Originally posted by: End of Worlds
I'm relaying a story from my grandmother, who told it to me exactly once, years ago, and refuses to speak of it ever again.
My great grandmother was a Polish immigrant who came to this country around 1915. She married shortly after, and my grandmother was born in 1922. This story takes place when my grandmother was nine years old and my great uncle was an infant.. They lived in Brooklyn. The rest of this story is transcribed from what she told me.
"It was a cooler summer day, and Babchia (Polish for "grandmother," pronounced Bop-chee; it's what we all called her) and I were taking your great uncle to the park a few blocks away. It was a weekday and folks were at work, so there weren't many people out on the street. We were about a block away from the park on one street with no one else out when we saw a little girl walking towards us. She looked about my age, maybe a little older, with black hair. We couldn't see her face because she was looking down at the sidewalk as she walked towards us. The first thing I noticed was that Bapchia straightened up a bit and frowned, like there was something wrong. I started to ask her what was wrong, but a moment or so later I picked up on it too.
There was something weird about the girl. I didn't like looking at her; I got this watery feeling in my eyes and I felt afraid. She kept walking directly towards us. When she was around thirty feet away Bapchia pushed the stroller at me and told me quietly to cross the street and hurry to the end of the block, and most of all don't look back.
I was very afraid by now, so I did what she said. I waited at the end of the block, nervous as a wreck, waiting for her to come back. Finally she did, and she was pale as a ghost, and scared looking. She was holding onto the crucifix at her neck. I thought she'd been running. She wouldn't tell me what had happened, only that we had to leave.
It took me years to get her to tell me what she'd seen that day after I left. She never wanted to talk about it, and would yell at me if I brought it up. Finally one day she did, and she still looked scared to tell it.
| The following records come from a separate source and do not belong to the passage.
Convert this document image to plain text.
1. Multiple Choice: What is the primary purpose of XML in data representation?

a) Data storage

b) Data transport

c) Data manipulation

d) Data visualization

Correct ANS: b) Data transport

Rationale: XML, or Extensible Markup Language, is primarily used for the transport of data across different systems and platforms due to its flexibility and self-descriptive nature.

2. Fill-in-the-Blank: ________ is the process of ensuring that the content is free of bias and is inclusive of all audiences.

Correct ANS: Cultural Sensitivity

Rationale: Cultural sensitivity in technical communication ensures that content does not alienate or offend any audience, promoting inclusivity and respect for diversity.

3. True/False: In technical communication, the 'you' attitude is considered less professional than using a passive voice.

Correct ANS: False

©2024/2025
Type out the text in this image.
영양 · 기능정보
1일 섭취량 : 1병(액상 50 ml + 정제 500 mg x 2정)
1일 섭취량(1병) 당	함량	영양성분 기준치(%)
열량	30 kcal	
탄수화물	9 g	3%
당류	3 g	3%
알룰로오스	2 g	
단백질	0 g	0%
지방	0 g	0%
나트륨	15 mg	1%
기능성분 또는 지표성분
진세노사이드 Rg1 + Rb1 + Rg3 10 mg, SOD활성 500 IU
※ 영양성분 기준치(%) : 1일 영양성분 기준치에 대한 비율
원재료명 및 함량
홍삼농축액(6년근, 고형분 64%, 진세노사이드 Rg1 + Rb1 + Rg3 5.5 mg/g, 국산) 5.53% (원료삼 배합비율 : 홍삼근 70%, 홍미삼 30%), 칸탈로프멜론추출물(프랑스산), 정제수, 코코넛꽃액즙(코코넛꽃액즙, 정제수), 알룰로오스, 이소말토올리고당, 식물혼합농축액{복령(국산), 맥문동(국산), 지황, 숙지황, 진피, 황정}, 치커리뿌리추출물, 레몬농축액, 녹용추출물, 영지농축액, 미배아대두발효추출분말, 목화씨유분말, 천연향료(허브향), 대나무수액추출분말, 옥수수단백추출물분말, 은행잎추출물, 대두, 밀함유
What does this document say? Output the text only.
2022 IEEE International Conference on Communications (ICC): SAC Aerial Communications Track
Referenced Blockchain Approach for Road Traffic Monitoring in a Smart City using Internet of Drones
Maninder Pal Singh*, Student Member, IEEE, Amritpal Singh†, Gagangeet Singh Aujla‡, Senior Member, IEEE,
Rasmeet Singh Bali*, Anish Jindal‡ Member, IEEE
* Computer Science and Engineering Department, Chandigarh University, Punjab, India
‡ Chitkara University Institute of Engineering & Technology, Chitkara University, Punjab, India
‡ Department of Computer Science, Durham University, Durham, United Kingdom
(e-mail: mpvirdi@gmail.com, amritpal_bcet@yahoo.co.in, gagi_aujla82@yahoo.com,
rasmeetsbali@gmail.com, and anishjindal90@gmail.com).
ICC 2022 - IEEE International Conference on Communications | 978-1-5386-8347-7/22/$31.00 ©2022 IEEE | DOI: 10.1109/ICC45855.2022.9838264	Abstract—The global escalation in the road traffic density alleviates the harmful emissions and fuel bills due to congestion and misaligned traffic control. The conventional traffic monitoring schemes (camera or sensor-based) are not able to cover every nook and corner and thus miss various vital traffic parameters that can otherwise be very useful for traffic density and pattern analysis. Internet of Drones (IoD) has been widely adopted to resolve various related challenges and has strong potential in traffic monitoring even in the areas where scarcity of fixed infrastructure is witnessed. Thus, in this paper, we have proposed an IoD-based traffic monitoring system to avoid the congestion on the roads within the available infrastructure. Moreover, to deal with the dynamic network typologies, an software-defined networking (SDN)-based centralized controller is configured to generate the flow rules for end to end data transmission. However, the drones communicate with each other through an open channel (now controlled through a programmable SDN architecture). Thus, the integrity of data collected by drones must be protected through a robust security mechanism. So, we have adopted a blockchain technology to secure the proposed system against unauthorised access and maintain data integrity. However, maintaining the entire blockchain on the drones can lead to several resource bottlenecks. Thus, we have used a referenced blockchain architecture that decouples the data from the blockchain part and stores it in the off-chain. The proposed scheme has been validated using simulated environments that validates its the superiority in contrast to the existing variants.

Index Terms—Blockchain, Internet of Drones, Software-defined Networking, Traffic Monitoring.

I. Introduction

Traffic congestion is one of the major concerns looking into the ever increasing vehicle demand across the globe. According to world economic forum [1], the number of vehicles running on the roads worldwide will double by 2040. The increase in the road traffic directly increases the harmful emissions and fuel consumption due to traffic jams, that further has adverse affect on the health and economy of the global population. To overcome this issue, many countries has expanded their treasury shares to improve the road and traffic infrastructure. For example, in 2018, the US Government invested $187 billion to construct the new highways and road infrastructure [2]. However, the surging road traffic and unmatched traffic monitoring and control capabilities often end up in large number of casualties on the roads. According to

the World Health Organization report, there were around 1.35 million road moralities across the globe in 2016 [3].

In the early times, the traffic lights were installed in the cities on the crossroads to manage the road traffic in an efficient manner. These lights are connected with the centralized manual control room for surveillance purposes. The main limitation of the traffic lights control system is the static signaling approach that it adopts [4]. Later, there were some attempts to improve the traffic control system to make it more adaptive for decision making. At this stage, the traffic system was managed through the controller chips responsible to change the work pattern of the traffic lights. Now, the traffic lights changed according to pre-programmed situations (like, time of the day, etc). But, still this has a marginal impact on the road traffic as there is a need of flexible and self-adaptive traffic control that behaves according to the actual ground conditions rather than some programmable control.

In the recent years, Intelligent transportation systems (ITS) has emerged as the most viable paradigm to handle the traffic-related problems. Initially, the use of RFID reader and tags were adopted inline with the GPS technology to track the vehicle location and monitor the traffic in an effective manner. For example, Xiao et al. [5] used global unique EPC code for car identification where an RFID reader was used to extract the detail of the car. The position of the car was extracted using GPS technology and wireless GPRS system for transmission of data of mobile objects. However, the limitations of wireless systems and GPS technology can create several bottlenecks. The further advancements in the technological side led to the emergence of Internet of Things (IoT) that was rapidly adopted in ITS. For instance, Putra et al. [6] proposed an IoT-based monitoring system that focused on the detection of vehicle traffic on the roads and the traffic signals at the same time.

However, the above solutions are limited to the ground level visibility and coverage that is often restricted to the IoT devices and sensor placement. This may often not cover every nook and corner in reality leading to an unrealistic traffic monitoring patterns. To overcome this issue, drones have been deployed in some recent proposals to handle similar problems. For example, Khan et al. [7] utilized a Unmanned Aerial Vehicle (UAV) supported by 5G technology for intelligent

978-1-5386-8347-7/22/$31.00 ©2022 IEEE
She told me that after I had crossed the street, the little girl kept walking until she was just a few feet away, and then she stopped. Bapchia stopped too, looking at her. The girl slowly looked up from the ground to stare at Bapchia, who said her face and eyes were "like the dead," though she would never explain what that meant.
Then the little girl opened her mouth. Wide. Much, much wider than a human mouth could go. And she kept opening it. It stretched down to her chest, while her eyes stayed locked on Bapchia's. That was when Bapchia broke and ran, crossing the street to my side and hurrying towards me without looking back."
After she finished I wrote it down in its entirety as best I could. My great grandmother was extremely religious and, according to my grandmother, swore until her dying day that this story was true. My grandmother, though she did not witness the whole thing, was visibly unsettled by the memory. I haven't embellished or altered a thing here, everything I posted is exactly what she told me.